Australia eased its international border restrictions on Monday for the first time in the pandemic, allowing some of its vaccinated public to travel freely and many families to reunite, sparking emotional embraces at Sydney’s airport.
After 18 months of some of the world’s strictest coronavirus border policies that banned citizens from coming back into the country and leaving it, unless granted an exemption, millions of Australians in Victoria, New South Wales and Canberra are now free to travel.
A flight by flag carrier Qantas Airways from Los Angeles touched down in Sydney at 6 a.m., Australia’s biggest airline said, the first in months to let COVID-19 vaccinated Australians walk off a plane without quarantining.
International travelers also arrived in Sydney via Singapore Airlines early on Monday.
Australia’s treasurer, Josh Frydenberg, told the Australian Broadcasting Corp. on Monday that the travel changes would immediately aid the economy.
“It’s a day for celebration — the fact that Australians can move more freely in and out of our country without home quarantine, if they’re double-vaccinated,” Frydenberg said.
Television and social media footage showed tearful family reunions, with strict travel rules previously prohibiting many people from attending significant events, including weddings and funerals.
The relaxation of travel rules is tied to rising vaccination rates, with more than 80 per cent of people aged 16 and older in Australia’s two most populous states, New South Wales and Victoria, as well as the capital territory fully vaccinated.
Australians and permanent residents living abroad may now return, with data from the Department of Foreign Affairs showing about 47,000 people are hoping to do so.
Most tourists — even vaccinated ones — have to wait to come to Australia, although vaccinated tourists from New Zealand will be allowed in beginning on Monday.
Unvaccinated travellers will still face quarantine restrictions, and all travellers need proof of a negative COVID-19 test prior to boarding.
The change in travel rules, however, is not uniform across Australia, as the country’s states and territories have differing vaccination rates and health policies.
Australia closed its borders at the start of the pandemic and let only a limited number of citizens and permanent residents return from abroad, subject to an exemption and a mandatory 14-day quarantine period in a hotel at their own expense.
But as it switched its COVID-zero pandemic management strategy toward living with the virus through extensive vaccinations, borders are gradually reopening.
While the delta outbreak kept Sydney and Melbourne in lockdowns for months until recently, Australia’s COVID-19 cases remain far lower than many comparable countries, with just over 170,500 infections and 1,735 deaths.
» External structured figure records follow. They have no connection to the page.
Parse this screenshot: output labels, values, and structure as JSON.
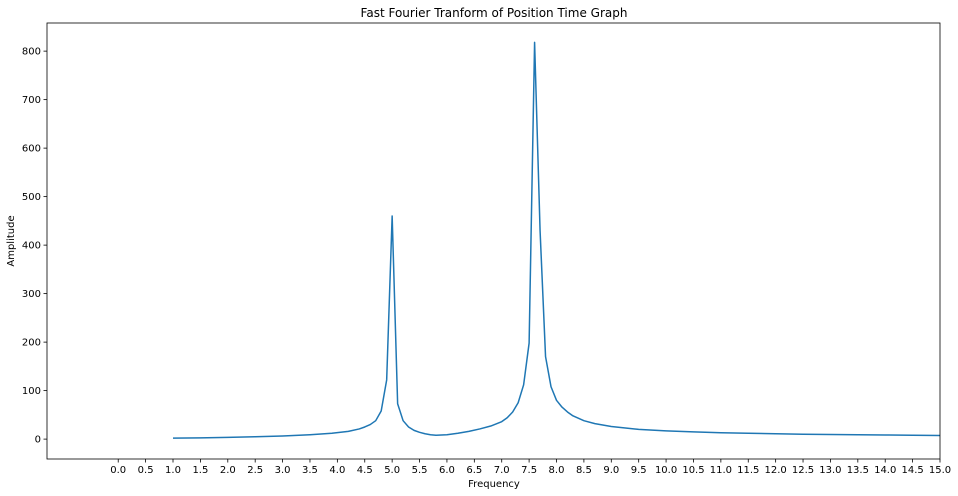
{
  "chart_data": {
    "type": "line",
    "title": "Fast Fourier Tranform of Position Time Graph",
    "xlabel": "Frequency",
    "ylabel": "Amplitude",
    "xlim": [
      -1.3,
      15.0
    ],
    "ylim": [
      -41,
      858
    ],
    "x_ticks": [
      "0.0",
      "0.5",
      "1.0",
      "1.5",
      "2.0",
      "2.5",
      "3.0",
      "3.5",
      "4.0",
      "4.5",
      "5.0",
      "5.5",
      "6.0",
      "6.5",
      "7.0",
      "7.5",
      "8.0",
      "8.5",
      "9.0",
      "9.5",
      "10.0",
      "10.5",
      "11.0",
      "11.5",
      "12.0",
      "12.5",
      "13.0",
      "13.5",
      "14.0",
      "14.5",
      "15.0"
    ],
    "y_ticks": [
      "0",
      "100",
      "200",
      "300",
      "400",
      "500",
      "600",
      "700",
      "800"
    ],
    "grid": false,
    "series": [
      {
        "color": "#1f77b4",
        "x": [
          1.0,
          1.5,
          2.0,
          2.5,
          3.0,
          3.5,
          3.9,
          4.2,
          4.4,
          4.5,
          4.6,
          4.7,
          4.8,
          4.9,
          5.0,
          5.1,
          5.2,
          5.3,
          5.4,
          5.5,
          5.6,
          5.7,
          5.8,
          6.0,
          6.2,
          6.4,
          6.6,
          6.8,
          7.0,
          7.1,
          7.2,
          7.3,
          7.4,
          7.5,
          7.6,
          7.7,
          7.8,
          7.9,
          8.0,
          8.1,
          8.2,
          8.3,
          8.5,
          8.7,
          9.0,
          9.5,
          10.0,
          10.5,
          11.0,
          11.5,
          12.0,
          12.5,
          13.0,
          13.5,
          14.0,
          14.5,
          15.0
        ],
        "y": [
          2,
          2.5,
          3.5,
          5,
          6.5,
          9,
          12,
          16,
          21,
          25,
          30,
          38,
          58,
          122,
          460,
          73,
          38,
          25,
          18,
          14,
          11,
          9,
          8,
          9,
          12,
          16,
          21,
          27,
          36,
          44,
          56,
          75,
          112,
          198,
          818,
          430,
          170,
          108,
          80,
          66,
          56,
          48,
          38,
          32,
          26,
          20,
          17,
          15,
          13,
          12,
          11,
          10,
          9.5,
          9,
          8.5,
          8,
          7.5
        ]
      }
    ]
  }
}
What’s happening in Canada
WATCH | NACI expands recommendations for booster shots:
What’s happening around the world
As of Sunday, more than 246.5 million COVID-19 cases had been reported worldwide, according to Johns Hopkins University’s online coronavirus database. The reported global death toll stood at more than 4.9 million.
In Asia, South Korea will drop all operating-hour curbs on restaurants and cafes and implement its first vaccine passport for high-risk venues such as gyms, saunas and bars.
In Europe, Russia recorded 40,993 new infections — a new daily high — as much of the country’s businesses remain closed in an effort to counter a weeks-long surge in infections.
In the Americas, enrolment in U.S. government-run health insurance program Medicaid during the pandemic grew 16 per cent, with more than 11 million additional sign ups, the U.S. Department of Health and Human Services said.
In Africa, Tanzania has made up for a slow start and has now administered more than 940,000 vaccine doses so far, according to the World Health Organization Africa Region.